Au ralenti et avec ''I Feel Good'' en fond musical, ou quelque chose de plus tordu encore peut-être ...
L'avoinée était mieux documentée au chapitre 5, je le prenais pour un ballon de foot en pleine finale de coupe du monde! Et, entre autres réjouissances, un rétroviseur lui découpait l'oreille!
Nous resterons dans le cinoche au prochain épisode et c'est Sam Peckinpah en personne qui filmera!
Yo.
Je suis assez d'accord avec Audrey et même si je comprends ton parti pris, le flash forward plus détaillé que la scène en elle-même c'est un peu déroutant.
Je regrette surtout de ne pas avoir plus de ta relation avec ta fille. Je comprends comme tu le dis, le fait de te focaliser sur une histoire et ne pas te perdre.
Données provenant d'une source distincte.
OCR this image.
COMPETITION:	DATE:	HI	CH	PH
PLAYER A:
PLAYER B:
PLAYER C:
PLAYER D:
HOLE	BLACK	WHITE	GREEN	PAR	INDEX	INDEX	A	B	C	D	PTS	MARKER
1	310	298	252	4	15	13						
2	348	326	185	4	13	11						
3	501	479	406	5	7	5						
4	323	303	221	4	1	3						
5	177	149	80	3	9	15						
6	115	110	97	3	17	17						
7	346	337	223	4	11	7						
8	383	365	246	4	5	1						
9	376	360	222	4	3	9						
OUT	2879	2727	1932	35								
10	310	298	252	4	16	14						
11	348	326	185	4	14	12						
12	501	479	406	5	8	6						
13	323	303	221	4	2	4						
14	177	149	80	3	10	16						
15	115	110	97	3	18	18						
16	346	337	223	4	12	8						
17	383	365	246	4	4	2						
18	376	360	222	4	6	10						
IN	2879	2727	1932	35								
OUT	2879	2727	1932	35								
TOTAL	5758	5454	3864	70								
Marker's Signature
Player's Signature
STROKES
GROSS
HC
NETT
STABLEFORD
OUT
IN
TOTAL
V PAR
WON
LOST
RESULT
Mais j'ai un petit regret, comme un acte manqué.
Mais c'est bien, je ne dis pas le contraire. Soyons clair. Ça commence à faire une oeuvre!
Hello Jonathan,
C'est justement parce que j'avais détaillé la scène dans le flashforward que je ne me suis pas attardé, ici. En plus, je désirais installer une sorte de distance, comme si le narrateur se mettait en retrait de son crime...
Les relations avec ma fille (enfin, celle du narrateur) sont davantage mises en avant dans les premiers chapitres.
Je n'avais pas cinquante choix: soit j'entrais de plein pied dans ces trente années, au risque d'égarer le lecteur (et pour raconter quoi, je ne savais trop), soit je résumais au maximum pour revenir au sujet principal - et c'est cette dernière que j'ai choisi. Peut-être que ça sera plus cohérent pour toi, quand tu auras lu la suite...
Il me semble que tu oublies un peu la vision du lecteur. Il n’est pas une machine et il a besoin de comprendre où tu l’emmènes pour savoir s’il veut te suivre et il n’a pas forcément à chercher ce que toi tu as dans la tête. Si on reprend les derniers évènements après le drame, on a une évaporation d’un groupe qui ne se parle plus du jour au lendemain. Puis une dépression du héros pendant deux qui lui fait perdre tout goût à la musique. Puis, on a un saut de puce temporelle où on le retrouve amoureux à nouveau. Puis pendant 2 chapitres, tu débats du CD.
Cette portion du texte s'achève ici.